#DigitalBisa #UntukIndonesiaLebihBaik
Pandemi Covid yang melanda dunia sejak tahun 2019 membawa banyak perubahan pada berbagai aspek kehidupan kita. Salah satu perubahan positif yang muncul berkat pandemi yaitu derasnya arus digitalisasi.
Hal ini dibuktikan dengan peningkatan pengguna internet sebanyak 40 juta pengguna selama tahun 2020 di Asia Tenggara. Angka ini jauh lebih tinggi dibandingkan peningkatan jumlah pengguna dari tahun 2015-2019 yang hanya bertambah sebanyak 100 juta pengguna baru.
Berdasarkan survei APJII (Asosiasi Penyelenggara Jasa Internet Indonesia) pengguna internet di Indonesia bertambah 45 juta selama pandemi. Angka ini naik lebih dari 25 persen dari jumlah sebelumnya yaitu 175 juta pengguna.
Adanya peraturan untuk menghindari kerumunan dan melakukan kontak fisik merupakan salah satu penyebab terjadinya akselerasi transformasi digital. Minimnya interaksi langsung mau tidak mau menjadikan interaksi secara online sebagai satu-satunya pilihan.
Kegiatan belajar mengajar yang dilakukan secara daring, kegiatan bekerja yang dilakukan dari rumah (work from home), belanja kebutuhan pokok melalui e-commerce, dan delivery makanan siap santap melalui jasa ojek online merupakan kebiasaan-kebiasaan yang secara tidak sadar terbentuk selama pandemi.
Perilaku konsumen dan bisnis akhirnya pun berubah. Akibat baiknya, berbagai sektor ekonomi digital mengalami pertumbuhan yang pesat.
Healthtech dan edtech menjadi 2 sektor ekonomi digital baru yang muncul selama pandemi. Sektor ini menyusul lima sektor lain yang sudah memimpin sebelumnya yaitu e-commerce, transport and food delivery, travel dan media online serta layanan finansial.
Selain menjadi solusi dalam upaya pencegahan penularan virus, berbagai produk digital yang muncul ternyata menghadirkan banyak kemudahan bagi masyarakat. Berbagai produk hasil industri hingga layanan kesehatan dan pendidikan kini dapat diakses dengan mudah hanya dengan menggunakan jari.
Sayangnya hal ini juga dibarengi dengan kenyataan bahwa dunia digital yang ada saat ini belum aman.

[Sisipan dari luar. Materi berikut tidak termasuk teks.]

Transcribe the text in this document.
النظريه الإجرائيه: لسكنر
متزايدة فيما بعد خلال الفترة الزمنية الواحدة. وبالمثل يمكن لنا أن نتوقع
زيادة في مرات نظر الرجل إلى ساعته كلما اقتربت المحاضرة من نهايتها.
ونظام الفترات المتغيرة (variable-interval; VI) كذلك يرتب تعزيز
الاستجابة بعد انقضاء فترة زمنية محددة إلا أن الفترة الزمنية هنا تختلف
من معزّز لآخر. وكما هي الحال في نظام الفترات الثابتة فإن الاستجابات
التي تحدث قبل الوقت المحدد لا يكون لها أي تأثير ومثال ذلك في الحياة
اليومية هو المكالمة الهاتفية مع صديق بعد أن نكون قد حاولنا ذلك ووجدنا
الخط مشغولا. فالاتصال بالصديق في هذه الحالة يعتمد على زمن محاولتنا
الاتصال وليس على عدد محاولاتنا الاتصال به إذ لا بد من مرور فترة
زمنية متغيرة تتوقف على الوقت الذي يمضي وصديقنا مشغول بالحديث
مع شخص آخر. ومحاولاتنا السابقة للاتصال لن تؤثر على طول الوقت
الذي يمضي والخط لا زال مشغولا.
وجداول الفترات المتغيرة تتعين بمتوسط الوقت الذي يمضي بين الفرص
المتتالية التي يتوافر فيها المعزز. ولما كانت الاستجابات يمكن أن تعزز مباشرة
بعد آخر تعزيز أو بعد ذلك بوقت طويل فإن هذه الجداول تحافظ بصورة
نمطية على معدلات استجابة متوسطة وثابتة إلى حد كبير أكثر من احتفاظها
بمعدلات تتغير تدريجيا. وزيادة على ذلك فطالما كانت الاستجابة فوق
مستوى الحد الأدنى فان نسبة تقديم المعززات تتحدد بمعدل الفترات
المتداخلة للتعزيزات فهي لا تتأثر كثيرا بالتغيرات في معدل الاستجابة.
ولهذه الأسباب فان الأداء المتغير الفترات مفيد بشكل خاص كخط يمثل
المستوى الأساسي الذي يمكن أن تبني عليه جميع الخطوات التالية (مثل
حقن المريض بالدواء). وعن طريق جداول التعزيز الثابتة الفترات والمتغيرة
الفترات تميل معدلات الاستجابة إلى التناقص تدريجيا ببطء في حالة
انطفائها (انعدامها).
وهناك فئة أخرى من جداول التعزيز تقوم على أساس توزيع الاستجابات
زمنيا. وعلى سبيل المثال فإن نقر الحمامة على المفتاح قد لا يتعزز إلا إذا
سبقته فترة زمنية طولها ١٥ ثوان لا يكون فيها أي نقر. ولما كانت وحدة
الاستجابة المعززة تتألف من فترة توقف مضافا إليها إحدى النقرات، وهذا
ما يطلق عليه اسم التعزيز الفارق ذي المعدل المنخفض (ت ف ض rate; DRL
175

Hal ini dibuktikan dengan banyaknya kasus kebocoran data di berbagai platform digital.
Mulai dari e-commerce seperti tokopedia dan lazada, media sosial facebook, hingga platform penyedia layanan kesehatan online milik pemerintah yang selama pandemi marak digunakan tidak luput dari masalah kecoboran data pribadi penggunanya.
Belum lagi kasus kekerasan berbasis gender online yang juga meningkat selama pandemi, hal ini menunjukkan ruang digital masih belum sepenuhnya aman untuk masyarakat.
Apakah digitalisasi terus berlanjut setelah pandemi?
Digitalisasi | pexels.com
Meskipun saat ini pandemi dianggap telah berakhir dan kegiatan berjalan dengan normal, beberapa hal yang saat itu terpaksa dilakukan karena Covid justru tetap dilakukan hingga sekarang.
Salah satu hal yang akhirnya menjadi budaya baru yaitu sistem bekerja WFH (Work From Home). Setelah melalui adaptasi yang mungkin cukup sulit, sistem kerja ini kini justru diadopsi oleh beberapa perusahaan.
Hal lain yang terus berlanjut hingga saat ini yaitu penggunaan layanan digital oleh masyarakat. Berdasarkan data e-Conomy SEA report, 93% masyarakat di Indonesia tetap menggunakan layanan digital meskipun aktivitas mulai dapat dilakukan secara normal.
Selain itu, meskipun waktu rata-rata yang dihabiskan untuk online per hari pasca pandemi mengalami penurunan menjadi 4,3 jam, angka ini masih lebih tinggi dari waktu online sebelum pandemi yang hanya mencapai 3,6 jam per hari.
Meskipun awalnya sulit untuk berdaptasi, masyarakat kini terlanjur nyaman dengan kemudahan yang ditawarkan oleh produk digital. Fakta-fakta tersebut menunjukkan bahwa setelah pandemi, digitalisasi justru terus tumbuh dan berkembang ke berbagai sektor perekonomian.